What is supported housing?

Supported housing exists to ensure those with support needs can lead a healthy and fulfilling life within their own home and community.

Supported housing services range widely, but they all play a crucial role in providing a safe and secure home with support for people to live independently. This includes:

  • providing the support older people need to maintain their independence
  • providing emergency refuge and support for victims of domestic violence, helping them to stabilise their lives and engage with other services
  • working with homeless people with complex and multiple needs to help them make the transition from life on the street to a settled home, education, training or employment
  • supporting people with mental health needs to stabilise their lives, recover and live more independently
  • supporting ex-servicemen and women to find a stable home, including support for those with mental health and physical disability needs
  • supporting people with learning disabilities in the longer term to maximise their independence and exercise choice and control over their lives.

Supported housing is often provided in partnership with a range of organisations and usually requires higher levels of funding.

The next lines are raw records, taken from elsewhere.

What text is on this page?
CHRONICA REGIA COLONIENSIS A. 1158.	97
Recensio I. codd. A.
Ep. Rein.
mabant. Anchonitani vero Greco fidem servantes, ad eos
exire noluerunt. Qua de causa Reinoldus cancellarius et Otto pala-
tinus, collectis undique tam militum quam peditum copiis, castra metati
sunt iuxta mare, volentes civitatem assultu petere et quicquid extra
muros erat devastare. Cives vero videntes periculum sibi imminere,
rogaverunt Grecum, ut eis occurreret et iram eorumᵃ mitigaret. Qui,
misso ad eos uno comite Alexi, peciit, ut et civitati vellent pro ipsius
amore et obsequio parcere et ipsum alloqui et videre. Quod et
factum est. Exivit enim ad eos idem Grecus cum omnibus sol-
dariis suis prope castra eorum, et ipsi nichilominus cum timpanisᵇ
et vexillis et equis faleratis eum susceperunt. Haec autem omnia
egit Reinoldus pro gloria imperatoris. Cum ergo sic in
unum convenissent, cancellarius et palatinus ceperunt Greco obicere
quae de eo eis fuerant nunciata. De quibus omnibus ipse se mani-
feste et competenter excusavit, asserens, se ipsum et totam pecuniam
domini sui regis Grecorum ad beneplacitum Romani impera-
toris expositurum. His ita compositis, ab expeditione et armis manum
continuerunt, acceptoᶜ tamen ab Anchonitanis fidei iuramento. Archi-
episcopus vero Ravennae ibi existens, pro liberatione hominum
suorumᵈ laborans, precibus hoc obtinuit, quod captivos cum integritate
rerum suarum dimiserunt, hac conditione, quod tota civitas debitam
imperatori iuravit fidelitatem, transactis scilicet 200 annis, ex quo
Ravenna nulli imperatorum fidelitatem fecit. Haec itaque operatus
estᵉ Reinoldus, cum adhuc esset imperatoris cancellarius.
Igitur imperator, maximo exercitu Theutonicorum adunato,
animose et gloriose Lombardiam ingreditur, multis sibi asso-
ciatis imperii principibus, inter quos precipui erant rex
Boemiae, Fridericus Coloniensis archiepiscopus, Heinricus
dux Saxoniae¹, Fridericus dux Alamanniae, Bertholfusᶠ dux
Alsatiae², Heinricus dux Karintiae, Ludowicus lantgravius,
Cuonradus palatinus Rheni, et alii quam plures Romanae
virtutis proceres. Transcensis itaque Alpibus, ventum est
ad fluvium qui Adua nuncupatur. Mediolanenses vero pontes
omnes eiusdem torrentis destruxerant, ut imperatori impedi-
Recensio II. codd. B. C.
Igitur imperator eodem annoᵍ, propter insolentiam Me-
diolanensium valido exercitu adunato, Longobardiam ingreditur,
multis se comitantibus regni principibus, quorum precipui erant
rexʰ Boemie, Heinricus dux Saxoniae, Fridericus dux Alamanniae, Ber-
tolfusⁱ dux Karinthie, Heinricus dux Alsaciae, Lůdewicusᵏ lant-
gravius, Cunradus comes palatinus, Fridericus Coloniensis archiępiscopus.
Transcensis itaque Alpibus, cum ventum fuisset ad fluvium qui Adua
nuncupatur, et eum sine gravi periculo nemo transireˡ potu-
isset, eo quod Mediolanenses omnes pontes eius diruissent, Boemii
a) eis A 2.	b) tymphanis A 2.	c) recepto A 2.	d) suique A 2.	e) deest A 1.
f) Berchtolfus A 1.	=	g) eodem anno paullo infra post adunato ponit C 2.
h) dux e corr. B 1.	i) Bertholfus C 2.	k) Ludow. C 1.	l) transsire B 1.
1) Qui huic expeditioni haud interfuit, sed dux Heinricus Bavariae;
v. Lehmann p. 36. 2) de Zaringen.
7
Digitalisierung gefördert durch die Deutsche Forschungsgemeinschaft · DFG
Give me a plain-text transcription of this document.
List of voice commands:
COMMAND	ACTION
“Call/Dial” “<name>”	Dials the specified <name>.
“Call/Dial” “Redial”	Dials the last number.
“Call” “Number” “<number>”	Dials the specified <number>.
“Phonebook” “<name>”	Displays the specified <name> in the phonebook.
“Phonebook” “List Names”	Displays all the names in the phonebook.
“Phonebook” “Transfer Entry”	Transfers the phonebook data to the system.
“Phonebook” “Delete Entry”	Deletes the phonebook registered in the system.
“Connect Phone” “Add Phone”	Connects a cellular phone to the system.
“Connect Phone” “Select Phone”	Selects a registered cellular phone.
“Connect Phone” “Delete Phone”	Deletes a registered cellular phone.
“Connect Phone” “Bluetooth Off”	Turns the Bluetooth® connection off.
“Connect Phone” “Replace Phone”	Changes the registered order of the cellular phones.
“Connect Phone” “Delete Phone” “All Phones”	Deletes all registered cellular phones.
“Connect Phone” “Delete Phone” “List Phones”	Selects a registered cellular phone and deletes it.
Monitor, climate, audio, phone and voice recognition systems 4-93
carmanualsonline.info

Why does supported housing cost more?

Supported housing costs differ from general needs social housing because support and care services are provided in addition to housing management. This means that more staff are needed, and often adaptations to homes are required, which both increase costs.

However, the alternatives costs more. In 2010, it was estimated that supported housing delivers net annual savings to the public purse of around £640m across all client groups, or just under £1,000 per person per year.

Without supported housing, there would be a lack of appropriate support for people that are in need. This can result in huge costs to public services and, in some cases, create serious antisocial behaviour problems.

Appropriate housing and support is vital for helping people to move on from dependency to an independent, healthy life. It also connects people to services, work and training opportunities and social contacts.